Tacos de Barbacoa

(5)

Little tastes better than a slow-roasted barbacoa recipe. While it's delicious as an entree itself, we prefer tucking the beef barbacoa meat into tacos.

Tacos de Barbacoa
Photo: Blaine Moats
Prep Time:
30 mins
Stand Time:
1 hrs
Grill Time:
7 hrs
Total Time:
8 hrs 30 mins
Servings:
12

Ingredients

  • 4 - 6 mesquite wood chunks

  • 2 tablespoon cider vinegar or red wine vinegar

  • 4 cloves garlic, minced

  • 2 teaspoon dried oregano, crushed

  • 2 teaspoon chili powder

  • 1 ½ teaspoon salt

  • 1 ½ teaspoon cracked black pepper

  • ¼ teaspoon ground cinnamon

  • teaspoon ground cloves

  • 1 4 pound boneless beef chuck roast

  • Banana leaves*

  • ¼ cup beef broth or water

  • 24 6-7 inch corn tortillas, warmed

  • Shredded romaine lettuce, chopped tomatoes, avocado slices, shredded radish, sliced green onions, salsa, crumbled queso fresco, lime wedges, and/or snipped fresh cilantro

Directions

  1. At least 1 hour before smoking, soak wood chunks in enough water to cover. Drain before using.
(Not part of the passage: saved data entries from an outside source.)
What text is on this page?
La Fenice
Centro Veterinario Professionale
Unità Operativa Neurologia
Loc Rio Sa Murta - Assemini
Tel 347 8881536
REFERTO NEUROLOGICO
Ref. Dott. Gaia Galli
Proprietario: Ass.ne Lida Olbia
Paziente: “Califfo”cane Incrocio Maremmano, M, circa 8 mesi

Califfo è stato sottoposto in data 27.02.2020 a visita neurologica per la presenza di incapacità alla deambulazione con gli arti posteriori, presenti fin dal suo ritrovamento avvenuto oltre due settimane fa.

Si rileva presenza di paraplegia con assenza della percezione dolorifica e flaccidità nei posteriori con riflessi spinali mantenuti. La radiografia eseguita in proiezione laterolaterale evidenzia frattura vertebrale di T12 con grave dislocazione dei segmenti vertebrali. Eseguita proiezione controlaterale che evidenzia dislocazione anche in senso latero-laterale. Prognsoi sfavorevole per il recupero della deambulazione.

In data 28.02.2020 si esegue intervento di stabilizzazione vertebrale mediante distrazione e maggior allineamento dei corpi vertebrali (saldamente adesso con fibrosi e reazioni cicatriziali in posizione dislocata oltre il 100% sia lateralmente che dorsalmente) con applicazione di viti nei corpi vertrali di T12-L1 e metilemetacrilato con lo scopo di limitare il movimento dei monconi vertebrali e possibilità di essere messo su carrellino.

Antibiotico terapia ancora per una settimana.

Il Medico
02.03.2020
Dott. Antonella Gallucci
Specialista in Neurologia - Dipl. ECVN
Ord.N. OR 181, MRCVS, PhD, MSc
  2. In a small bowl stir together vinegar, garlic, oregano, chili powder, salt, cracked black pepper, cinnamon, and cloves to make a paste. Spoon spice paste onto all sides of the roast; rub in with your fingers. Wrap roast in banana leaves; tie with 100%-cotton kitchen string to secure.

  3. In a smoker arrange preheated coals, drained wood chunks, and water pan according to the manufacturer's directions. Pour water into pan. Place roast on the grill rack over water pan. Cover; smoke for 4 hours. Add additional coals and water as needed to maintain temperature and moisture. After 4 hours, remove roast from smoker. Place roast in the center of an 18-inch square of heavy foil. Drizzle the beef broth over roast. Bring up two opposite edges of the foil; seal with a double fold. Fold the remaining ends to completely enclose roast, leaving space for steam to build. Return the roast to the smoker and smoke for an additional 3 hours or until the internal temperature registers 190°F to 200°F on an instant-read thermometer.
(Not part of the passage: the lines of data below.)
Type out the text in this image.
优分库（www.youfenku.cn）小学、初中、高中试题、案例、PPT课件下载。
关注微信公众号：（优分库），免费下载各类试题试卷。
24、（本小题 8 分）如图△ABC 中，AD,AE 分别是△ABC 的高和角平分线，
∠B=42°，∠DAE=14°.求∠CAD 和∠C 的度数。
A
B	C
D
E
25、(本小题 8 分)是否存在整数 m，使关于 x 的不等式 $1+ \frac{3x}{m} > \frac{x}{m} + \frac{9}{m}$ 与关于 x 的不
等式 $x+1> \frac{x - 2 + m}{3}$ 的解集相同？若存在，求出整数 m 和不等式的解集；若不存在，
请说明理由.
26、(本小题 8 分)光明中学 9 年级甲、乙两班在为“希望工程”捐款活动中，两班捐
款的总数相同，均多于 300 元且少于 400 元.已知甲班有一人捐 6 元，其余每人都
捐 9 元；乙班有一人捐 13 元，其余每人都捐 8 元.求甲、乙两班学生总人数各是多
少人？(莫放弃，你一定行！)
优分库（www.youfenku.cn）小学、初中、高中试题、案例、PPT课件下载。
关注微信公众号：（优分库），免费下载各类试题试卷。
  4. Remove roast from smoker. Let stand for 15 minutes. Unwrap; using two forks, pull meat apart into shreds. Transfer to a serving platter. Serve with tortillas and desired toppings.

*Test Kitchen Tip:

Look for fresh or frozen banana leaves at Mexican or Asian specialty markets.

Slow-Cooker Method:

Prepare roast as directed in Step 2, except do not wrap in banana leaves. Place meat in a 5- to 6-quart slow cooker. Add the broth. Cover and cook on low-heat setting for 10 to 12 hours or on high-heat setting for 5 to 6 hours or until meat is tender. Continue as directed in Step 4.